どこの病院に行ったらいいのかもわからない。
知ってる病院といえば……。
「タクシー来ましたよ」
久保田さんが呼んでくれたんだろうか。目の前にタクシーが停まっている。
ドアが開いたので乗り込んだ。
「久保田さん、ご迷惑をおかけしまし……」
言いかけたら、ドアが閉まって、久保田さんが反対側からドアを開けて乗ってきた。
「え……」
驚いて声を上げると、久保田さんはなんでもなさそうな顔で言った。
「そんなフラフラで、このままだと運転手さんに迷惑かけちゃいそうですからね。どこの病院行きますか?」
「あ……はい」
運転手さんに、少し遠いけど、と病院の住所と名前を言う。
「はい、えーと、久保田クリニックね」
初老の運転手さんは、ナビに目的地を入れて、にこやかに車を発進させた。
運転手さんに復唱されて気が付いた。
そういえば、同じ『久保田』だ。
「……小平さん、本当にそこに行くんですか?」
久保田さんが、目を見開いている。
「知ってる病院って、そこしかないので」
「小児科、ですけど」
あれ、知ってるのかな。

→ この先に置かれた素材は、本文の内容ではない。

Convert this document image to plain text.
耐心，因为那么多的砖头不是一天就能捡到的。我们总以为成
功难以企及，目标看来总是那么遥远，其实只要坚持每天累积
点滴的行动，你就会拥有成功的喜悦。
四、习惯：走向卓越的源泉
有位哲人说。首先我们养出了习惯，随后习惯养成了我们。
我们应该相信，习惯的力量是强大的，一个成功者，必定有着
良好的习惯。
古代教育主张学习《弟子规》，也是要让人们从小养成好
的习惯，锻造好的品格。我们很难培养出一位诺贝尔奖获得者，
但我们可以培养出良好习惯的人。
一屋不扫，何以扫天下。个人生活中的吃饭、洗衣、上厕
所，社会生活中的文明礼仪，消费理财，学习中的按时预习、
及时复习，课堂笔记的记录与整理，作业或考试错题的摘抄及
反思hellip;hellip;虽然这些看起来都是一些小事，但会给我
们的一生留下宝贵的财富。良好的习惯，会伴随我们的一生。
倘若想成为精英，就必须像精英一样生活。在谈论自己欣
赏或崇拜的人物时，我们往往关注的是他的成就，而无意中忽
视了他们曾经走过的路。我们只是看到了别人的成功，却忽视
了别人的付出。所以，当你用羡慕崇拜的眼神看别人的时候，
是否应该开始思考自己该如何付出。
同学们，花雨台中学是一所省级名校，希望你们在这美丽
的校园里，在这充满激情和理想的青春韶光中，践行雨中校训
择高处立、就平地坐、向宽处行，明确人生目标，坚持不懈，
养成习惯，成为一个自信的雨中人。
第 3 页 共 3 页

そう、久保田クリニックは間違いなく小児科だ。
「はい、診察券はあります」
「え、なんで?」
「インフルエンザの予防接種を、子どもと一緒に久保田クリニックでしてるんです」
「ああ……」
「家からも近いですし」
「そうですか……」
久保田さんは、苦笑して言った。
「あの、実は、久保田クリニックの院長は僕の母親です」
熱のせいでぼーっとしてるけど、聞き間違いかな。
「小平さん、聞こえてますか?」
「え、っと……?」
久保田クリニックの院長は女性だ。真理子先生と呼ばれて、子どもにも親にも大人気。
「久保田真理子は、僕の母です」
「……」
ええー‼︎と叫び出したかったけど、そんな力は残っていなかった。